The film was released theatrically in the United States on June 23, 1959 by Columbia Pictures with an English-language dub and 79-minute running time. It played on a double feature with The Woman Eater (1959).

The original Japanese version of the film focuses a similar amount of time on the drug-running criminals as activities of the H-Men. This was cut in the English dubbed film.

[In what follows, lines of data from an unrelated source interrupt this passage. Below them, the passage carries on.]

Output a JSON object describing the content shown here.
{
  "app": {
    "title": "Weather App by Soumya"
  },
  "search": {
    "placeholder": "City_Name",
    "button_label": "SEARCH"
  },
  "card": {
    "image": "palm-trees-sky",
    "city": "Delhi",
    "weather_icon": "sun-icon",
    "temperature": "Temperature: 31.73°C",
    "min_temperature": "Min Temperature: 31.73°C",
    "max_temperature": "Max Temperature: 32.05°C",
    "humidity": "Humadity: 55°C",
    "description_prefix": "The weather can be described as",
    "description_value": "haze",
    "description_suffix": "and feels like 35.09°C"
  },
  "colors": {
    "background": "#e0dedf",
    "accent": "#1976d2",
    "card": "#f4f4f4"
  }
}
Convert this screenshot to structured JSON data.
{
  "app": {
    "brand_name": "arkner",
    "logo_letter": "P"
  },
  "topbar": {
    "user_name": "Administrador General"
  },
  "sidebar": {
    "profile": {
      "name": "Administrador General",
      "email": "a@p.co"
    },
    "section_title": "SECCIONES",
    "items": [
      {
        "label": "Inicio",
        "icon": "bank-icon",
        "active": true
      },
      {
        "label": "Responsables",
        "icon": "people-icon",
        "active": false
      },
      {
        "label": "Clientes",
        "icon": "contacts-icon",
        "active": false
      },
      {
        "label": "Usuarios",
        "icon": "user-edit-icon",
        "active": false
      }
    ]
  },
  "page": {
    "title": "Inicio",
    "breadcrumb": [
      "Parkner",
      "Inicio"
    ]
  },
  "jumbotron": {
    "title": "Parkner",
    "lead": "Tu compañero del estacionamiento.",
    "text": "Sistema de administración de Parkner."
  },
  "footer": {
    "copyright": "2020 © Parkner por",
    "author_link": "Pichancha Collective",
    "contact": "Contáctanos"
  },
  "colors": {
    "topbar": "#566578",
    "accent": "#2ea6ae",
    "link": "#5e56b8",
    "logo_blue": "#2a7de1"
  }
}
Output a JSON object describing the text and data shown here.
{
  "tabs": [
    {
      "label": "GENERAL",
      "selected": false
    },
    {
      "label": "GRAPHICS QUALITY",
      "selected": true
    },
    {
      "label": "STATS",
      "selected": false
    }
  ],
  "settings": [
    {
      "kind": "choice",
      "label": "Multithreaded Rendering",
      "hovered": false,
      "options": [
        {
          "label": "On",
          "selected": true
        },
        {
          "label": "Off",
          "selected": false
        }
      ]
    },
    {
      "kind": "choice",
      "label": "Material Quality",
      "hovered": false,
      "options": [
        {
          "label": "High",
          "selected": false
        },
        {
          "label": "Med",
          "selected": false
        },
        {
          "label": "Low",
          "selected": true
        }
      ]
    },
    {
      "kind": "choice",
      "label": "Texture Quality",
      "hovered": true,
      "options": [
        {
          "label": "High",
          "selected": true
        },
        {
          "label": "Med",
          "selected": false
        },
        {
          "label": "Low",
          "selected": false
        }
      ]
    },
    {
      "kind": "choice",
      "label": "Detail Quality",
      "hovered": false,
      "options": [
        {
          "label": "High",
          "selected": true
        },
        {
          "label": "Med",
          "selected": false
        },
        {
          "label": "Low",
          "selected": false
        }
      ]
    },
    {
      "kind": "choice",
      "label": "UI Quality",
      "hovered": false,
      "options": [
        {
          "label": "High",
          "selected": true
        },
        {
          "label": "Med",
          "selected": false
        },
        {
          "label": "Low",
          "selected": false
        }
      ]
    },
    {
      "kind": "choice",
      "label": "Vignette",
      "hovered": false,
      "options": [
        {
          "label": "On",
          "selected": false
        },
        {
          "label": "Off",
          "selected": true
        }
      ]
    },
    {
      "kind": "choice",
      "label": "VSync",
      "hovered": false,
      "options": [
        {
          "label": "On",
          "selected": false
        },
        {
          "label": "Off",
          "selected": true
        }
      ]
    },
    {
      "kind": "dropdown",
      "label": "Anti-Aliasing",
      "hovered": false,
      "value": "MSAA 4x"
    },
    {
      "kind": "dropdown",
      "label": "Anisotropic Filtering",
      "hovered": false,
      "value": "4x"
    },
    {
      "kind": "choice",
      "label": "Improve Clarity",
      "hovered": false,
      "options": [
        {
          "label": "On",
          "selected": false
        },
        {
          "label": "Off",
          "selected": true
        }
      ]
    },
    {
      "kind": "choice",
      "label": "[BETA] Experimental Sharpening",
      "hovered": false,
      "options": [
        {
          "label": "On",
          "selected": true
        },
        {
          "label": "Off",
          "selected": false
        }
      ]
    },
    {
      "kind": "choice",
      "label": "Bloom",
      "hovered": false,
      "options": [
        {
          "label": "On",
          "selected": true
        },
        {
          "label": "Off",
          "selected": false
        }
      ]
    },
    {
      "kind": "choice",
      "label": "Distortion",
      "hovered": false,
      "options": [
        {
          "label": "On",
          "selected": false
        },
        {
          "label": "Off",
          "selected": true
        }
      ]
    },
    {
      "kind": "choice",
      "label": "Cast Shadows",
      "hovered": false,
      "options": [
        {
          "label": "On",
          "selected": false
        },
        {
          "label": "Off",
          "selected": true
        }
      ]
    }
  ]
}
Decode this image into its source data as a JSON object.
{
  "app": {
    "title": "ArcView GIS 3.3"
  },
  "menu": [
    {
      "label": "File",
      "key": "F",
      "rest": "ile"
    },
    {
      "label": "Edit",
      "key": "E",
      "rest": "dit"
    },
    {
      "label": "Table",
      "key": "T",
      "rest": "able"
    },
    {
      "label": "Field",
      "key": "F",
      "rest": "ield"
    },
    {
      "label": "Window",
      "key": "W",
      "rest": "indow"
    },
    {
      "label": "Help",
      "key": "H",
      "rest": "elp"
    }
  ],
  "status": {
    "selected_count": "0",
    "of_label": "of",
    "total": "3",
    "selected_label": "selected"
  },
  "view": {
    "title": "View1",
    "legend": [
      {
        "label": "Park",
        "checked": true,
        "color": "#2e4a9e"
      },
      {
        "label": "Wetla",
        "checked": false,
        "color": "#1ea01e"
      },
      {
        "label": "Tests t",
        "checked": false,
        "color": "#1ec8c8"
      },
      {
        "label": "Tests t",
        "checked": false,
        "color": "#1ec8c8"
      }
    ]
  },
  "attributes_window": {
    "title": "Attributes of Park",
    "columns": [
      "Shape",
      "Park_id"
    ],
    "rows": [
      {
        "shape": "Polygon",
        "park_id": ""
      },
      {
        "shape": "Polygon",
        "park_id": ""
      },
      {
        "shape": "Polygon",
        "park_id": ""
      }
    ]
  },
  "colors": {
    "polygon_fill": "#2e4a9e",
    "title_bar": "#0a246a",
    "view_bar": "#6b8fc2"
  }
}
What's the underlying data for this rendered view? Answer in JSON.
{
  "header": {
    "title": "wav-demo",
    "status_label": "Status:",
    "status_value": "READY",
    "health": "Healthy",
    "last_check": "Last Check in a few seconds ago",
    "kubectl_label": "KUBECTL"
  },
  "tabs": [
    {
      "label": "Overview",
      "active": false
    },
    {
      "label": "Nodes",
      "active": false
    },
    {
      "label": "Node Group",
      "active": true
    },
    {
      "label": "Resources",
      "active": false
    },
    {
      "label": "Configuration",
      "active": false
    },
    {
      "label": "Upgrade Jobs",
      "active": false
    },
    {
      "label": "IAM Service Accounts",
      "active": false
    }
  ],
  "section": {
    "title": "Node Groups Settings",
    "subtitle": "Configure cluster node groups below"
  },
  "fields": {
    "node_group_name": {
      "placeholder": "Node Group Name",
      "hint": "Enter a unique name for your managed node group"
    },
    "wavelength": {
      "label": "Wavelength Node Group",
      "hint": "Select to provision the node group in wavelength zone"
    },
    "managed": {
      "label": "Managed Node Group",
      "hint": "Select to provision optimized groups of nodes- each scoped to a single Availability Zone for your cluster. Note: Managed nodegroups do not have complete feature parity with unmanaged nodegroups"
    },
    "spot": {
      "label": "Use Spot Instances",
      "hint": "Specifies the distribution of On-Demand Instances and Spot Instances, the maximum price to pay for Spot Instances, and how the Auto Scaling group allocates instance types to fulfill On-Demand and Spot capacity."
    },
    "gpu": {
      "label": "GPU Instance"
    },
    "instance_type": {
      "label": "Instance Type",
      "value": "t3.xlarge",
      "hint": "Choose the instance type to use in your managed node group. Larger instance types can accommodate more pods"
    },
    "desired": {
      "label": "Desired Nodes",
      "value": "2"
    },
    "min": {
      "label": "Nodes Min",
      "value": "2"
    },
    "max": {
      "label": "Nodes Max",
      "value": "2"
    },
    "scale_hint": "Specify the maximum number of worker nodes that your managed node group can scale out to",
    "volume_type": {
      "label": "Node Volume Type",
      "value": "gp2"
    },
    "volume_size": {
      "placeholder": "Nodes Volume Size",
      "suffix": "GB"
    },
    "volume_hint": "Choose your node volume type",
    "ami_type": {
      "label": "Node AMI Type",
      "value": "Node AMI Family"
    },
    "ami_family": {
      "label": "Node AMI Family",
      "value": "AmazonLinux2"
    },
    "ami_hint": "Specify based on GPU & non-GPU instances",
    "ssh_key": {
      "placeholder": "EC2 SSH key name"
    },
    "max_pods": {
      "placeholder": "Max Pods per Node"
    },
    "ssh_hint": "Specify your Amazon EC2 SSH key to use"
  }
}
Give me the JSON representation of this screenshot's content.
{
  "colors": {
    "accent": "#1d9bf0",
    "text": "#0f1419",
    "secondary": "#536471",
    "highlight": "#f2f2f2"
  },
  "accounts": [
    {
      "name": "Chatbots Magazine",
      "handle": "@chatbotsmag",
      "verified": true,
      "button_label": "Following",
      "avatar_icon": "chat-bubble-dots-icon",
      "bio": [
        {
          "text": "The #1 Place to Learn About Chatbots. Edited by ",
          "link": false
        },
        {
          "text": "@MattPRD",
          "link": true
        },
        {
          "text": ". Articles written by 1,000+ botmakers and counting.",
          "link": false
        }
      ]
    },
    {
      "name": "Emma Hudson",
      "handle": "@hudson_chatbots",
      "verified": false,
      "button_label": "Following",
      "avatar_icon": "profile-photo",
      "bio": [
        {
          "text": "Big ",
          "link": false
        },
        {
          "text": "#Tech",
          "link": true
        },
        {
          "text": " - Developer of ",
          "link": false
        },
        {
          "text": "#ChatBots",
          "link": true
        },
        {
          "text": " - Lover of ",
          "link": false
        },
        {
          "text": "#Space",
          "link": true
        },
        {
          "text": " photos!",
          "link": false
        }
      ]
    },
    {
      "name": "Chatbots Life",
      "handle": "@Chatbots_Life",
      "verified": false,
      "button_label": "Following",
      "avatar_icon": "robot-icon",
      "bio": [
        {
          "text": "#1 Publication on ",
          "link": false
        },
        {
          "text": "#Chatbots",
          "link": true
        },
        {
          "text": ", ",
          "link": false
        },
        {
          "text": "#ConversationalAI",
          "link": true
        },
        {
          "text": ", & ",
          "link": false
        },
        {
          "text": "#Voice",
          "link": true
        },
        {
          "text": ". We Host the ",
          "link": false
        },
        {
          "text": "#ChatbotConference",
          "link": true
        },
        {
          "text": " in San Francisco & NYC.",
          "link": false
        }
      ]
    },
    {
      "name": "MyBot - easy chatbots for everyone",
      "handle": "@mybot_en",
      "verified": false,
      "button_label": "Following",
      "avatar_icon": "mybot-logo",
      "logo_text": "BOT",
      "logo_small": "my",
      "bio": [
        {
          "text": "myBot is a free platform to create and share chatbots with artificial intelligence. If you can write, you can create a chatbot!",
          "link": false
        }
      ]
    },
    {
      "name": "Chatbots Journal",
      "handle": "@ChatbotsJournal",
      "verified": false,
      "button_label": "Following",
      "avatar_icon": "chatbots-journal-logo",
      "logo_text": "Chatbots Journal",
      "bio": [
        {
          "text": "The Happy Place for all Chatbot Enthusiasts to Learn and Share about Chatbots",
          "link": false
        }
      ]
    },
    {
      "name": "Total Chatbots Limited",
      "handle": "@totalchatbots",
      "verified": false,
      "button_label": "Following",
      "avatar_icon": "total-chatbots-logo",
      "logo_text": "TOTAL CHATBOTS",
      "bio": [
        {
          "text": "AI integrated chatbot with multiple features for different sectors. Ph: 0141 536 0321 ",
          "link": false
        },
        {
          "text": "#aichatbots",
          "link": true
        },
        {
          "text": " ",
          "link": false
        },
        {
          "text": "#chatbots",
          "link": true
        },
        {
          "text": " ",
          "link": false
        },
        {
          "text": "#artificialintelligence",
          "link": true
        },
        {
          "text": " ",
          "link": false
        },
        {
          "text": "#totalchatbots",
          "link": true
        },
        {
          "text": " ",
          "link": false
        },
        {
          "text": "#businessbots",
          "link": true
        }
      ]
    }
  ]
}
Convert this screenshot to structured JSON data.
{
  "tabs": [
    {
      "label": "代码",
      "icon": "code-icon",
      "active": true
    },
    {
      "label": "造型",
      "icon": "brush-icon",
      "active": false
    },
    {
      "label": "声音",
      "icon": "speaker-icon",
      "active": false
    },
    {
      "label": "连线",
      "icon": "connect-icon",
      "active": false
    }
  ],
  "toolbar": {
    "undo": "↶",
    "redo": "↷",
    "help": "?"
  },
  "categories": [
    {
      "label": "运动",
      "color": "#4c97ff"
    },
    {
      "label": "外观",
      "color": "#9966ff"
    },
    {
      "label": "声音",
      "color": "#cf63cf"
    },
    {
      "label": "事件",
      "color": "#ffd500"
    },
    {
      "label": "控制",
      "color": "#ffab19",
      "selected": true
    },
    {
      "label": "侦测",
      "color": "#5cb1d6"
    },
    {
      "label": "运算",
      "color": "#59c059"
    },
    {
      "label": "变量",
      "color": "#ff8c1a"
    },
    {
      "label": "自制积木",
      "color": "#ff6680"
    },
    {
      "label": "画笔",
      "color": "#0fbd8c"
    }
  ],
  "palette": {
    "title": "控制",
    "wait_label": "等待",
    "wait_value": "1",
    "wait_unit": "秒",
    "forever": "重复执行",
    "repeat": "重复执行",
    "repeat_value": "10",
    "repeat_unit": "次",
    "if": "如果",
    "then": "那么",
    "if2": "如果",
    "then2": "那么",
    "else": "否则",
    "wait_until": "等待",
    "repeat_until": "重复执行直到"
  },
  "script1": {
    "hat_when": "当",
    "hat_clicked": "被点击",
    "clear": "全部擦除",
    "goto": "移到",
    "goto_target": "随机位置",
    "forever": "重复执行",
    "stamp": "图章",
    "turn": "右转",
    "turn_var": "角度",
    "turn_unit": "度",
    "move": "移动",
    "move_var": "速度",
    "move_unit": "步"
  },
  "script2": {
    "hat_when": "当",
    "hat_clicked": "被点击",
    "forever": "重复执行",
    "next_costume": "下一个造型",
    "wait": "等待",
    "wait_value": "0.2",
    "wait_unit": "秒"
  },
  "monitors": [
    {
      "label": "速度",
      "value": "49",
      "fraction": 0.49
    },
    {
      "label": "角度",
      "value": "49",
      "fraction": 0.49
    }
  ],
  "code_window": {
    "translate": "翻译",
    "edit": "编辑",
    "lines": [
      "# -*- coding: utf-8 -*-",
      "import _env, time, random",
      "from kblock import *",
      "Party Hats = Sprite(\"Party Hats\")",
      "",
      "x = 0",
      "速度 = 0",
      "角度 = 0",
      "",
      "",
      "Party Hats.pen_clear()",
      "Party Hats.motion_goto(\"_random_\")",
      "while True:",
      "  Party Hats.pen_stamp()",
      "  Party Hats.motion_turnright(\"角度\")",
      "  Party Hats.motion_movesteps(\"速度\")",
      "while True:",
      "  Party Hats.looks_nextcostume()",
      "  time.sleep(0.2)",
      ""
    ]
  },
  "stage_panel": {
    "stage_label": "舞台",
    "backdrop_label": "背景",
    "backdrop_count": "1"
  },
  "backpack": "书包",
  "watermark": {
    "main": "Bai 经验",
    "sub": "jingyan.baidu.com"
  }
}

Columbia released The H-Man on VHS. The film was released on DVD in 2009 in the United States.

==Reception==
From contemporary reviews, A New York Herald Tribune film critic at the time called it, "A good-natured poke at atom-bomb tests[.] The picture is plainly making a case against the use of nuclear bombs. At the same time, there is a great deal of lively entertainment in the story involving police, dope smugglers, scientists and some very pretty Japanese girls." The Daily Variety described the film as "well made" "seemingly more thoughtful" than The Mysterians and Gigantis. The review noted Takeshi Kumra's screenplay as "effective" and Honda's direction as taking "full advantage of the story [which is a] technically excellent production." The Monthly Film Bulletin noted the film had "all the usual faults and virtues of Japanese SF-cum-horror fiction[.] But for special effects, trick photography and spectacular staging, the Japanese again beat their Hollywood counterparts at their own game: The fantasy element of vanishing bodies and mobile liquid is brilliantly done."